P S Platt v Crouch (2003)
No prior diversity required to convert a licence into an easement following the
sale of the freehold of assignment of a lease where the right is continuous and
apparent.
C, the former owner of a hotel, appealed against a declaration ([2002] EWHC 2195,
[2002] 45 E.G.C.S. 153) that certain rights over C's retained property, an island in the
nearby river, had passed to P on the transfer of the hotel by virtue of the Law of
Property Act 1925 s.62 . C contended that (1) the entire negotiations leading to the sale
were relevant to deciding whether s.62 operated to convey those rights, and the
material circumstances at the time of the sale demonstrated that it was the parties'
common intention that no such rights were to pass, and (2) the right to use the river
moorings was incapable of being an easement in that it would effectively deprive C of
any reasonable user of the land.

Held, dismissing the appeal, that (1) evidence of the negotiations was equivocal and
moreover irrelevant to determining the material circumstances known to the parties at
the time of the contract. The only relevant pre contract documents provided no evidence
of an understanding that the mooring and ancillary rights were to cease on the sale so as
to be excluded from the operation of s.62 even though the contract and transfer were
silent as to such exclusion. Rather, they showed that the rights appertained to and were
enjoyed with the hotel, being part of the hotel business and advertised as such and
enjoyed by the hotel guests. The rights were continuous and apparent and were
converted into full easements by the operation of s.62, Prenn v Simmonds [1971] 1
W.L.R. 1381 , Wright v Macadam [1949] 2 K.B. 744 and Birmingham Dudley & District
Banking Co v Ross (1888) 38 Ch.

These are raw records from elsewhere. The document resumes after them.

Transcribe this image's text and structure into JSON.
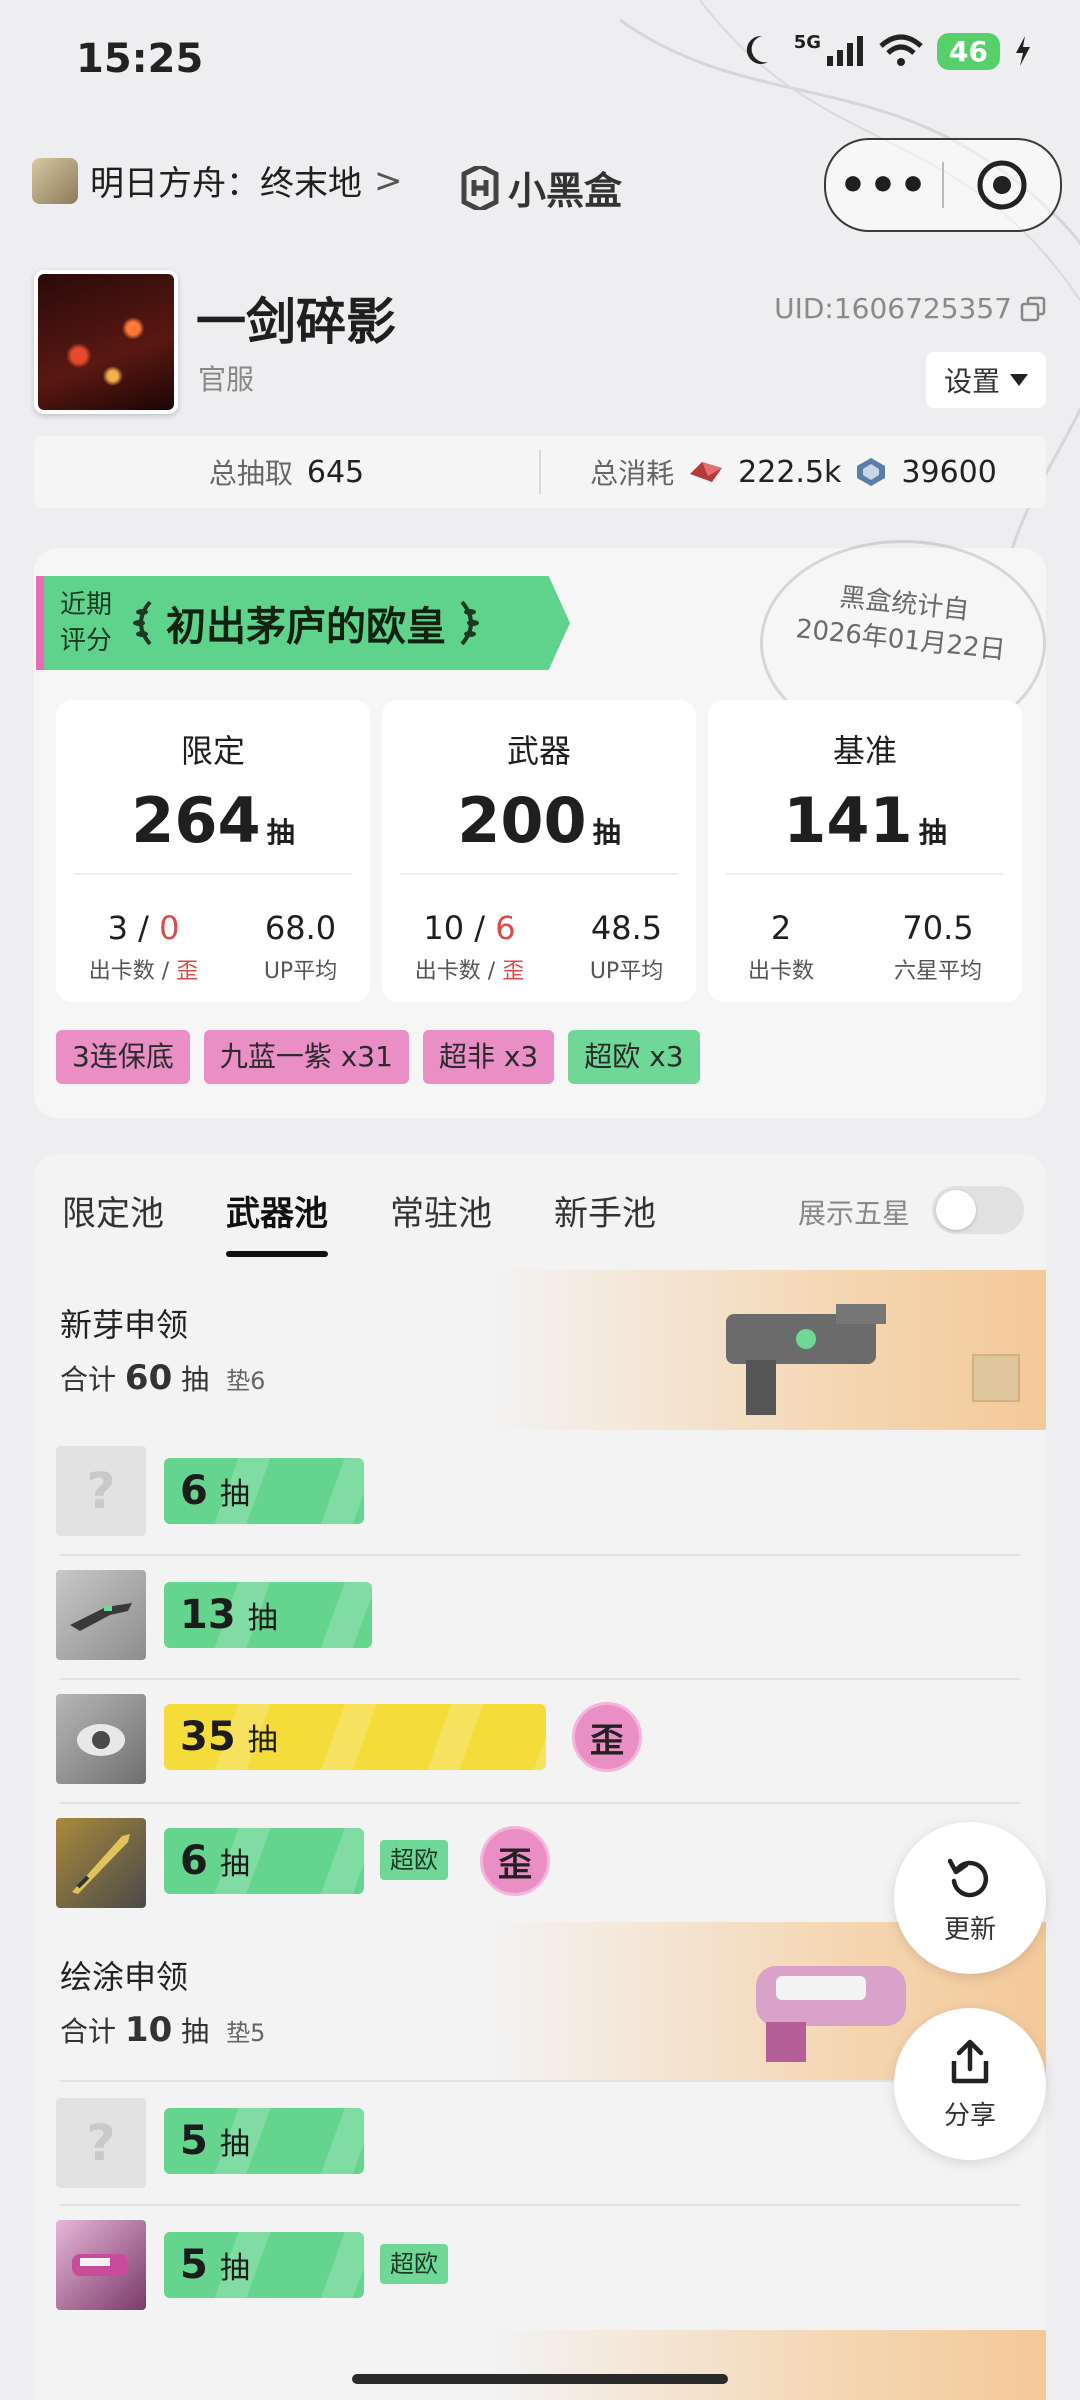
{
  "status_bar": {
    "time": "15:25",
    "network": "5G",
    "battery": "46"
  },
  "header": {
    "game": "明日方舟：终末地",
    "chevron": ">",
    "brand": "小黑盒",
    "more": "•••"
  },
  "profile": {
    "name": "一剑碎影",
    "server": "官服",
    "uid": "UID:1606725357",
    "settings": "设置"
  },
  "summary": {
    "total_pulls_label": "总抽取",
    "total_pulls": "645",
    "spend_label": "总消耗",
    "currency1": "222.5k",
    "currency2": "39600"
  },
  "rating": {
    "label_line1": "近期",
    "label_line2": "评分",
    "title": "初出茅庐的欧皇",
    "stamp_line1": "黑盒统计自",
    "stamp_line2": "2026年01月22日"
  },
  "stats": [
    {
      "title": "限定",
      "pulls": "264",
      "unit": "抽",
      "a": "3",
      "slash": "/",
      "b": "0",
      "a_label": "出卡数",
      "b_label": "歪",
      "avg": "68.0",
      "avg_label": "UP平均"
    },
    {
      "title": "武器",
      "pulls": "200",
      "unit": "抽",
      "a": "10",
      "slash": "/",
      "b": "6",
      "a_label": "出卡数",
      "b_label": "歪",
      "avg": "48.5",
      "avg_label": "UP平均"
    },
    {
      "title": "基准",
      "pulls": "141",
      "unit": "抽",
      "a": "2",
      "a_label": "出卡数",
      "avg": "70.5",
      "avg_label": "六星平均"
    }
  ],
  "tags": [
    "3连保底",
    "九蓝一紫 x31",
    "超非 x3",
    "超欧 x3"
  ],
  "tabs": [
    "限定池",
    "武器池",
    "常驻池",
    "新手池"
  ],
  "show_five_star": "展示五星",
  "pools": [
    {
      "title": "新芽申领",
      "total_prefix": "合计",
      "total": "60",
      "unit": "抽",
      "pad": "垫6",
      "rows": [
        {
          "pulls": "6",
          "unit": "抽"
        },
        {
          "pulls": "13",
          "unit": "抽"
        },
        {
          "pulls": "35",
          "unit": "抽",
          "wai": "歪"
        },
        {
          "pulls": "6",
          "unit": "抽",
          "tag": "超欧",
          "wai": "歪"
        }
      ]
    },
    {
      "title": "绘涂申领",
      "total_prefix": "合计",
      "total": "10",
      "unit": "抽",
      "pad": "垫5",
      "rows": [
        {
          "pulls": "5",
          "unit": "抽"
        },
        {
          "pulls": "5",
          "unit": "抽",
          "tag": "超欧"
        }
      ]
    }
  ],
  "fab": {
    "refresh": "更新",
    "share": "分享"
  },
  "colors": {
    "green": "#64d48e",
    "pink": "#ea8ec6",
    "yellow": "#f4dc3a",
    "red": "#d94a4a"
  }
}
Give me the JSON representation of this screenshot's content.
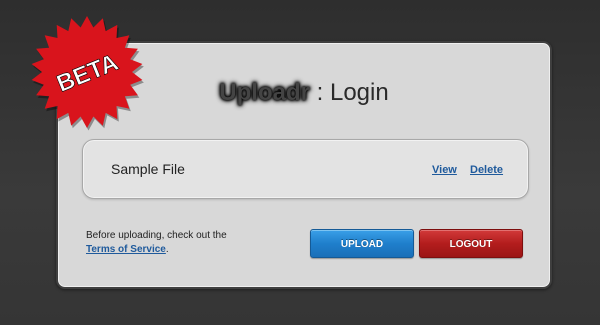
{
  "header": {
    "brand": "Uploadr",
    "separator": " : ",
    "page": "Login"
  },
  "badge": {
    "label": "BETA",
    "color": "#d9141c"
  },
  "files": [
    {
      "name": "Sample File",
      "view_label": "View",
      "delete_label": "Delete"
    }
  ],
  "notice": {
    "prefix": "Before uploading, check out the ",
    "link_text": "Terms of Service",
    "suffix": "."
  },
  "actions": {
    "upload_label": "UPLOAD",
    "logout_label": "LOGOUT"
  },
  "colors": {
    "link": "#1f5a9c",
    "upload": "#1f7fcc",
    "logout": "#b31d1d",
    "panel": "#d8d8d8"
  }
}
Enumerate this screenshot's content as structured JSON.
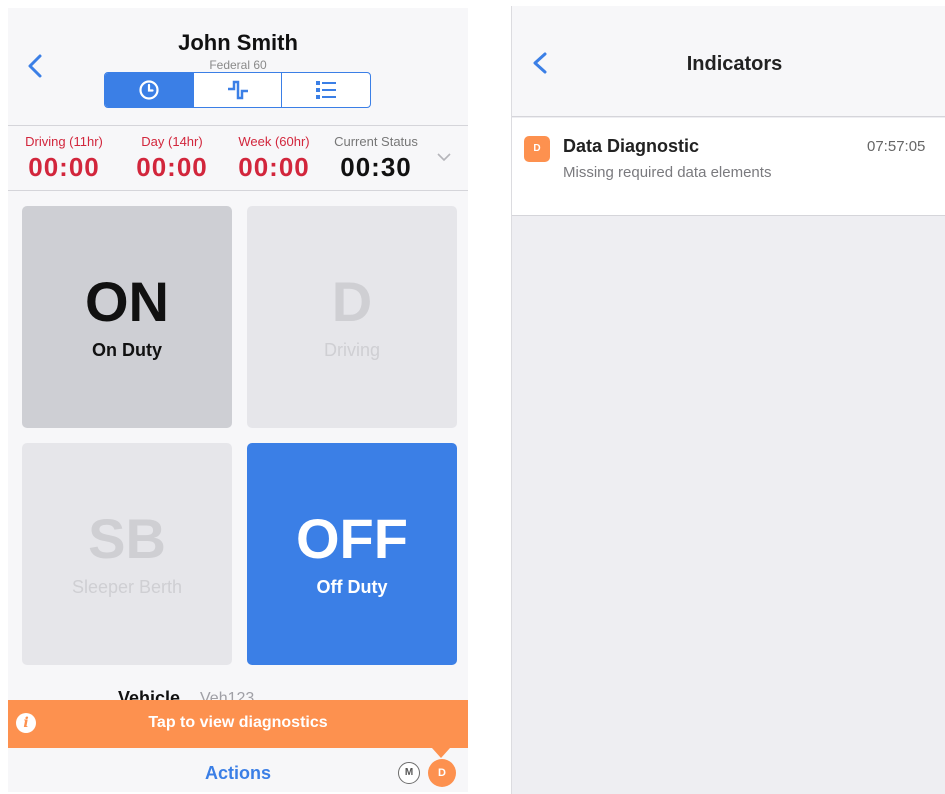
{
  "left": {
    "driver_name": "John Smith",
    "ruleset": "Federal 60",
    "tabs": [
      "clock-icon",
      "graph-icon",
      "list-icon"
    ],
    "hos": [
      {
        "label": "Driving (11hr)",
        "value": "00:00"
      },
      {
        "label": "Day (14hr)",
        "value": "00:00"
      },
      {
        "label": "Week (60hr)",
        "value": "00:00"
      },
      {
        "label": "Current Status",
        "value": "00:30"
      }
    ],
    "tiles": [
      {
        "code": "ON",
        "label": "On Duty",
        "state": "selected"
      },
      {
        "code": "D",
        "label": "Driving",
        "state": "disabled"
      },
      {
        "code": "SB",
        "label": "Sleeper Berth",
        "state": "disabled"
      },
      {
        "code": "OFF",
        "label": "Off Duty",
        "state": "active"
      }
    ],
    "vehicle_label": "Vehicle",
    "vehicle_value": "Veh123",
    "banner_text": "Tap to view diagnostics",
    "actions_label": "Actions",
    "badge_m": "M",
    "badge_d": "D",
    "colors": {
      "accent": "#3b7fe6",
      "warning": "#fd914f",
      "alert": "#d2263c"
    }
  },
  "right": {
    "title": "Indicators",
    "items": [
      {
        "badge": "D",
        "title": "Data Diagnostic",
        "subtitle": "Missing required data elements",
        "time": "07:57:05"
      }
    ]
  }
}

D. 295 applied, and (2) the right to use the river
moorings was capable of being an easement, despite its adverse effect on the servient
tenement. The mooring of boats and the occasional passage of hotel guests could not be
said to be a sufficiently substantial interference as to deprive C of any reasonable user,
nor did the reduction in value of the land render its ownership "illusory", Batchelor v
Marlow [2001] EWCA Civ 1051, [2003] 1 W.L.R. 764 distinguished.